Calling a transactional method from within the same class bypasses the proxy, so the transaction does not start.

// Example 1
@Service
public class OrderServiceImpl implements OrderService {
    public void update(Order order) {
        updateOrder(order);
    }
    @Transactional
    public void updateOrder(Order order) {
        // update order
    }
}

// Example 2
@Service
public class OrderServiceImpl implements OrderService {
    @Transactional
    public void update(Order order) {
        updateOrder(order);
    }
    @Transactional(propagation = Propagation.REQUIRES_NEW)
    public void updateOrder(Order order) {
        // update order
    }
}

Both examples fail because the internal call does not go through the Spring proxy.

5. Data source without a transaction manager

If the configured data source lacks a PlatformTransactionManager, transactions cannot be managed.

@Bean
public PlatformTransactionManager transactionManager(DataSource dataSource) {
    return new DataSourceTransactionManager(dataSource);
}

6. Incorrect propagation configuration

Using Propagation.NOT_SUPPORTED disables transaction support for the method, making any @Transactional annotation ineffective.

@Transactional(propagation = Propagation.NOT_SUPPORTED)
public void updateOrder(Order order) {
    // update order
}

7. Swallowed exceptions

If an exception is caught and not re‑thrown, Spring cannot trigger a rollback.

@Transactional
public void updateOrder(Order order) {
    try {
        // update order
    } catch (Exception e) {
        // exception swallowed, no rollback
    }
}

8. Wrong exception type for rollback

Spring rolls back only on unchecked exceptions by default.
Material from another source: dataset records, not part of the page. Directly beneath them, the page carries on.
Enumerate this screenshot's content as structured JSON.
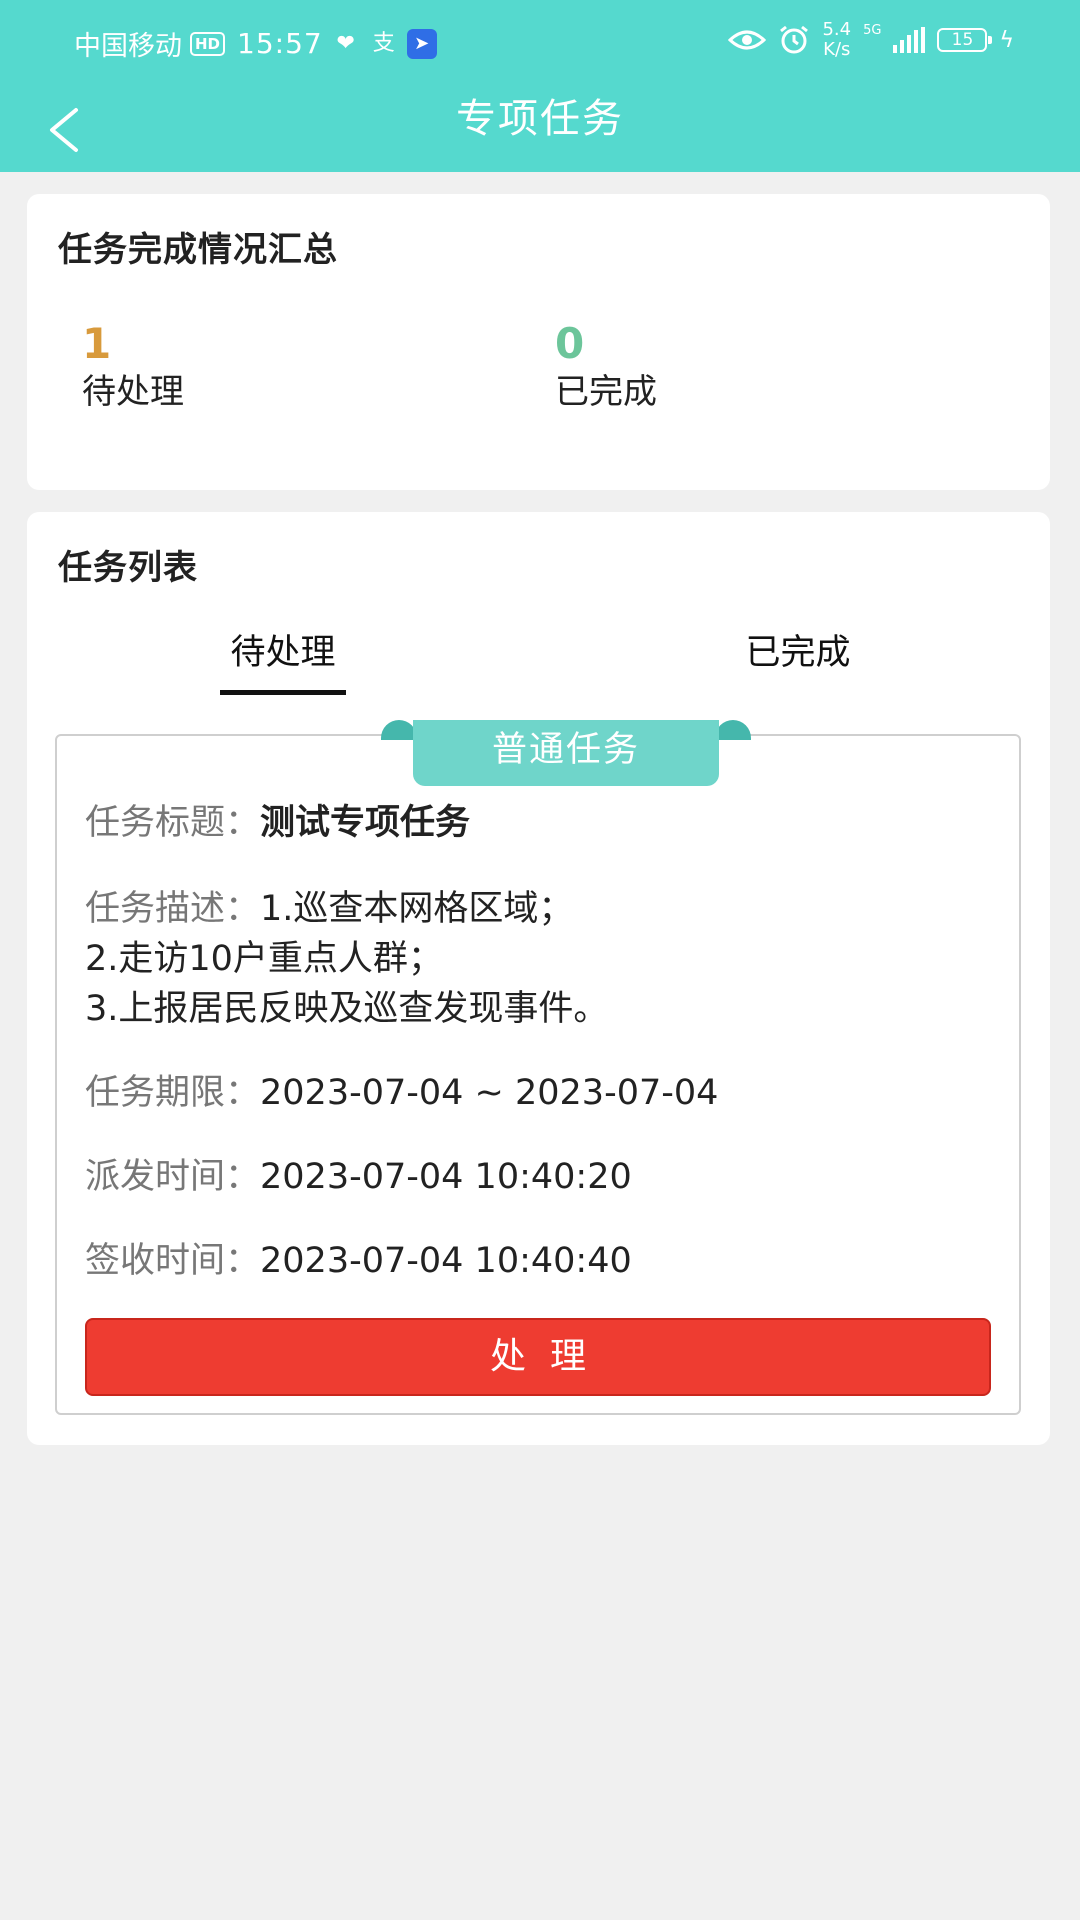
{
  "status_bar": {
    "carrier": "中国移动",
    "hd_badge": "HD",
    "time": "15:57",
    "speed_value": "5.4",
    "speed_unit": "K/s",
    "network": "5G",
    "battery": "15"
  },
  "nav": {
    "title": "专项任务"
  },
  "summary": {
    "title": "任务完成情况汇总",
    "pending_count": "1",
    "pending_label": "待处理",
    "done_count": "0",
    "done_label": "已完成",
    "pending_color": "#d89a3c",
    "done_color": "#6cc59a"
  },
  "task_list": {
    "title": "任务列表",
    "tabs": [
      {
        "label": "待处理",
        "active": true
      },
      {
        "label": "已完成",
        "active": false
      }
    ]
  },
  "task": {
    "type_badge": "普通任务",
    "title_label": "任务标题：",
    "title_value": "测试专项任务",
    "desc_label": "任务描述：",
    "desc_lines": [
      "1.巡查本网格区域；",
      "2.走访10户重点人群；",
      "3.上报居民反映及巡查发现事件。"
    ],
    "period_label": "任务期限：",
    "period_value": "2023-07-04 ~ 2023-07-04",
    "dispatch_label": "派发时间：",
    "dispatch_value": "2023-07-04 10:40:20",
    "sign_label": "签收时间：",
    "sign_value": "2023-07-04 10:40:40",
    "process_button": "处理"
  },
  "colors": {
    "header": "#55d9ce",
    "button": "#ee3c31",
    "ribbon": "#6fd5ca"
  },
  "icons": [
    "back-arrow-icon",
    "heart-icon",
    "alipay-icon",
    "app-icon",
    "eye-icon",
    "alarm-icon",
    "signal-icon",
    "battery-icon",
    "charging-icon"
  ]
}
To roll back on checked exceptions, specify rollbackFor in the annotation.

@Transactional(rollbackFor = Exception.class)
public void updateOrder(Order order) throws Exception {
    // update order
    throw new Exception("Update error");
}

Summary

The most frequent causes of transaction failure are self‑invocation, swallowed exceptions, and using the wrong exception type. Understanding these scenarios helps ensure that @Transactional works as intended.